Could Kobe Bryant win an Oscar? The first short was a very touching love-letter about the game which made Bryant who he is, a thank you for the years of fame and pleasure. I found myself unexpectedly moved, although perhaps a score by John Williams was mostly responsible. The animation admitted;y was very good, but in all the sentiment was a bit... repetitive.
Second, Negative Space was a pleasing stop-motion animation. It seems as though every year the Academy has to nominate a short with tragic father issues, and this certainly fits that bill. I would not mind if this won, however. It's French and has those vibes, a 'My Life as Zucchini' feel (admittedly I didn't watch that film, but I felt like I didn't have to to get the Frenchness of it.) Besides Dear Basketball, starting with Negative Space, all the others had foreboding and dark themes, and humor.
Lou follows. It's Pixar's offering, and features the increasingly standardized Disney-Pixar humans, children on a playground this time, and a powerful Eldritch God named Lou, immortal and mighty, who keeps the guise of an assemblage of Lost and Found items, waiting in a bin to lure unsuspecting victims in and devour their souls. Or so I hoped. But instead the lesson is bullying is bad but bullies are broken too, and Lou is more of a Giving Tree type. Pity.

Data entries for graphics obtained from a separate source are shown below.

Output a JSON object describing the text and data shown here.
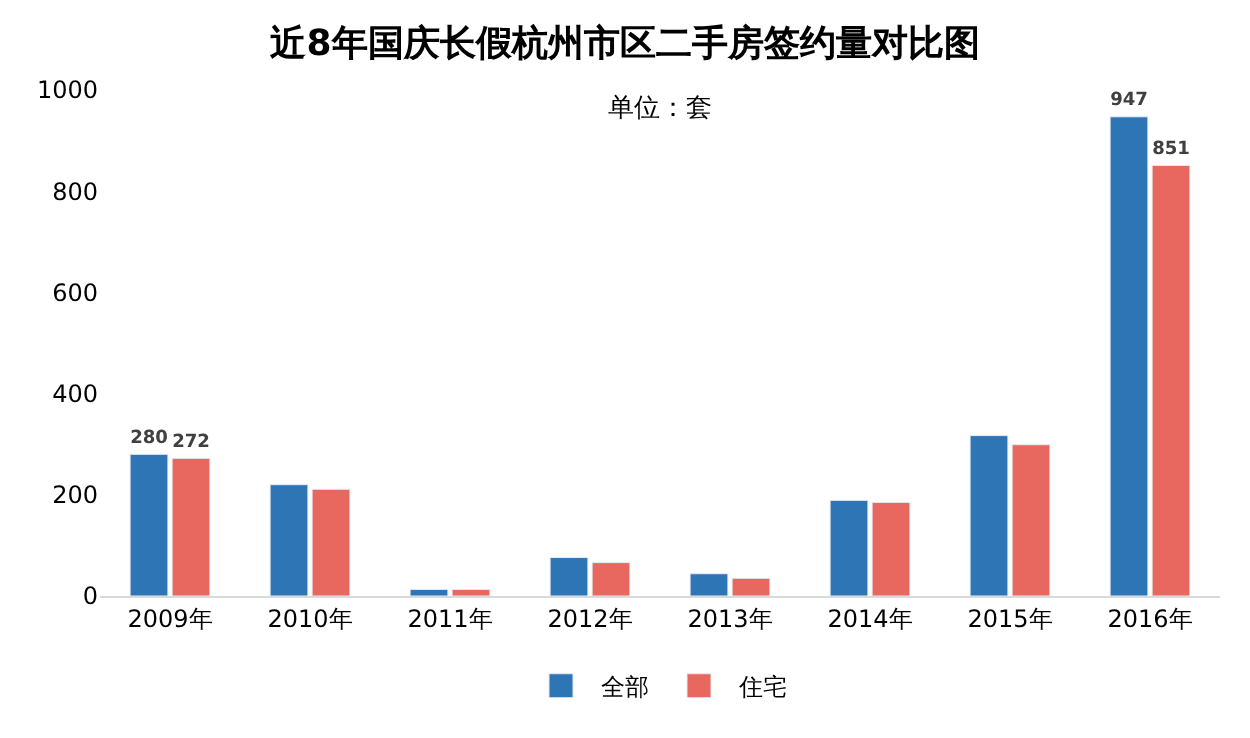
{
  "chart_data": {
    "type": "bar",
    "title": "近8年国庆长假杭州市区二手房签约量对比图",
    "annotations": [
      "单位：套"
    ],
    "categories": [
      "2009年",
      "2010年",
      "2011年",
      "2012年",
      "2013年",
      "2014年",
      "2015年",
      "2016年"
    ],
    "series": [
      {
        "name": "全部",
        "color": "#2e75b6",
        "values": [
          280,
          220,
          13,
          76,
          44,
          189,
          317,
          947
        ],
        "value_labels": [
          "280",
          null,
          null,
          null,
          null,
          null,
          null,
          "947"
        ]
      },
      {
        "name": "住宅",
        "color": "#e8685f",
        "values": [
          272,
          211,
          13,
          66,
          35,
          185,
          299,
          851
        ],
        "value_labels": [
          "272",
          null,
          null,
          null,
          null,
          null,
          null,
          "851"
        ]
      }
    ],
    "ylim": [
      0,
      1000
    ],
    "yticks": [
      0,
      200,
      400,
      600,
      800,
      1000
    ],
    "legend": "bottom"
  }
}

I was particularly fond of Revolting Rhymes Part One. At 29 minutes it told a long, very funny, updated, Roald Dahl version of Snow White, Little Red Riding Hood, and The Three Little Pigs. The voice acting was good, it was genuinely amusing and fresh: an animated short I would want to show my own kids someday. The style was well-done, too, and the BBC talent (Rob Brydon!) was top-tier. Both directors have been up for the Oscar before, for Room on the Broom and The Gruffalo. Maybe this is their year?

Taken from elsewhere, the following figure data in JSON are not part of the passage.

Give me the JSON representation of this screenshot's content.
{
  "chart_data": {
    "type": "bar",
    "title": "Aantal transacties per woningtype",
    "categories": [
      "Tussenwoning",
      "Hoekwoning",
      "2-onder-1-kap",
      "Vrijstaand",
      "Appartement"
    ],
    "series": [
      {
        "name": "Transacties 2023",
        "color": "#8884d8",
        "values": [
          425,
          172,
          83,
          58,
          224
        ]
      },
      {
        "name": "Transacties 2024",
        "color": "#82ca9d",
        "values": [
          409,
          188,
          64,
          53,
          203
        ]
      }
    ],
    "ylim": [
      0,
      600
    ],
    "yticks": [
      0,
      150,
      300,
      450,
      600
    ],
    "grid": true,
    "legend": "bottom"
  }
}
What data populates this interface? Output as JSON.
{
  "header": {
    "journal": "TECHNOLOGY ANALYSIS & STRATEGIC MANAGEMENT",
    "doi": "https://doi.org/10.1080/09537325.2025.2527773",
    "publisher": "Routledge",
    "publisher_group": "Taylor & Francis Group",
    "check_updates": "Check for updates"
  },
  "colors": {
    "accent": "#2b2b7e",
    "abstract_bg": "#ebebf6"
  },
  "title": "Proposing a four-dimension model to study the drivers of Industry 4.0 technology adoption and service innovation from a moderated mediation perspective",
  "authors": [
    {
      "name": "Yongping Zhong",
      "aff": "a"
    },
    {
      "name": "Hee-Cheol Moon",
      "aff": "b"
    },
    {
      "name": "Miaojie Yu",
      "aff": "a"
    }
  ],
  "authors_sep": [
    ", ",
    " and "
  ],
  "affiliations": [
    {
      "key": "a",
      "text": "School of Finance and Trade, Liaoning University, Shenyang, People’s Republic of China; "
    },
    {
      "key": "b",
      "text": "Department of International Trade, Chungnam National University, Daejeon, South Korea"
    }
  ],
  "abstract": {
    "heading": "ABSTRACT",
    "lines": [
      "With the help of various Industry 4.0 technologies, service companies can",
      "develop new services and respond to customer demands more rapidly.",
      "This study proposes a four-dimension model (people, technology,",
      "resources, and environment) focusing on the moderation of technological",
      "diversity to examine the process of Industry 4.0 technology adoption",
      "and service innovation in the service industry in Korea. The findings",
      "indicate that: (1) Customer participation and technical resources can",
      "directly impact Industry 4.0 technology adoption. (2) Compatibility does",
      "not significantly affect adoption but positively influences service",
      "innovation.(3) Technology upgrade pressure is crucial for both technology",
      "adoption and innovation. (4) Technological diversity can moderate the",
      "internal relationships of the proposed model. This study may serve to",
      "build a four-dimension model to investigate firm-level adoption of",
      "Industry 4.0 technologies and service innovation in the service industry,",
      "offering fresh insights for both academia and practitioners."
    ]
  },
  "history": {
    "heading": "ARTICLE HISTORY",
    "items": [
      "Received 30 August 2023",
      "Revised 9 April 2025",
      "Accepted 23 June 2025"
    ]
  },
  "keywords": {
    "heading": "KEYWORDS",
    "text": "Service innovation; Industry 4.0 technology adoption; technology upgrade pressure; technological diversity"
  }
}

That said, the final installment, Garden Party, was absolutely amazing. It pushed the boundaries of animation into new territories of sophistication, told an excellent story, was provocative as well as laugh-out-loud funny, and had frogs. It is my clear choice for best film and most deserving of the Oscar. It should also win Best Picture.
Even if Lou or Dear Basketball wins, though, it won't be a bad year. Lou is sappy, but it's not a bad film. Dear Basketball is trite, but really very well-animated.
Honorable Mentions:
In between the nominees there were these odd interludes about a blue monster and a yellow monster. They were kind of funny. French, I think... The other Highly Commended selections were:
Lost Property Office. A rather bleak short with a slightly uplifting message at the end. He keeps lost things, the color palette is sepia, you get the idea.
Achoo. A racist and generally awful French short that makes fun of the Chinese and plays to the lowest common denominator and oh my God.
Weeds. So ridiculously, over-the-top, saccharine it almost reaches "so bad it's good" territory. Not very well animated, though.